Electrochemical Determination of Naloxone Using Molecularly Imprinted Poly(para-phenylenediamine) Sensor

Abstract

A molecularly imprinted polymer (MIP)-based electrochemical sensor featuring an electrochemically grafted para-phenylenediamine functional monomer on a reduced graphene oxide-gold nanoparticles composite modified screen printed electrode is reported. The morphology and properties of the sensing material were characterized with microscopy, spectroscopy and electrochemical techniques. A number of factors affecting the performance of the MIP sensor were examined and optimized. Under an optimized condition, the imprinted electrochemical sensor yielded homogenous naloxone binding sites with a dissociation constant of 8.6 μM, and responded linearly up to 8 μM naloxone, with a limit of detection of 0.16 μM. The sensor showed good run-to-run repeatability and batch-to-batch performance reproducibility with relative standard deviation of 5.7%–9.6% (n = 4) and <9% (n = 3), respectively.
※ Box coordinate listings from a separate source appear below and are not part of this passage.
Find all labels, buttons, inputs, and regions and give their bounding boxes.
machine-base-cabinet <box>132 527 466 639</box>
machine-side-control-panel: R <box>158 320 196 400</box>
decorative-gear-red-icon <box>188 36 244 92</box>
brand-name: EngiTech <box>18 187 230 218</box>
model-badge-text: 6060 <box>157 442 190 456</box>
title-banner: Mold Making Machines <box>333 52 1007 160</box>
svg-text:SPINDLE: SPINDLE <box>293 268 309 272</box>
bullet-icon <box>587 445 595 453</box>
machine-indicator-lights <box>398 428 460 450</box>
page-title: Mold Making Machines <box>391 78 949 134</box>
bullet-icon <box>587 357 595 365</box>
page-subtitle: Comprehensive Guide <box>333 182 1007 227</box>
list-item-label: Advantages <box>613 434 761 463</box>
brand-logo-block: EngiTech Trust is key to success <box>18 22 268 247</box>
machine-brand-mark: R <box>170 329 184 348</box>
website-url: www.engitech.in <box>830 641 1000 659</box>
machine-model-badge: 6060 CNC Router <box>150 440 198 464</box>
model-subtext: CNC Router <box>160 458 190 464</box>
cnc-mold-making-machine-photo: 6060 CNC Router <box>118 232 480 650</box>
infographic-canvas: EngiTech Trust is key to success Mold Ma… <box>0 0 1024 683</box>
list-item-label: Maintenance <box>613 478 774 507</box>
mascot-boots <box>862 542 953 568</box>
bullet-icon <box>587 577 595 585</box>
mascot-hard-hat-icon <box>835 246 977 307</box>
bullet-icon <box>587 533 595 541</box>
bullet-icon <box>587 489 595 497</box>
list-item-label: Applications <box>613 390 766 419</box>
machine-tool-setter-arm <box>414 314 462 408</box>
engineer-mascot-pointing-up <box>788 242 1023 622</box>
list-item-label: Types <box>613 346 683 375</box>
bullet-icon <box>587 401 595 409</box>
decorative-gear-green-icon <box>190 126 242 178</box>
The imprinted sensor retained 95% and 85% of its performance when stored at ambient conditions for one and two weeks, respectively, demonstrating the sensor’s good stability. Selectivity experiments showed that both the MIP sensor and non-imprinted polymer electrode had minimal response (<25%) to equal concentrations of structurally similar compounds such as morphine, naltrexone and noroxymorphone, indicating good selectivity of the MIP sensor towards naloxone. The MIP sensor was successfully used to quantify naloxone in artificial urine samples, yielding recoveries greater than 92%.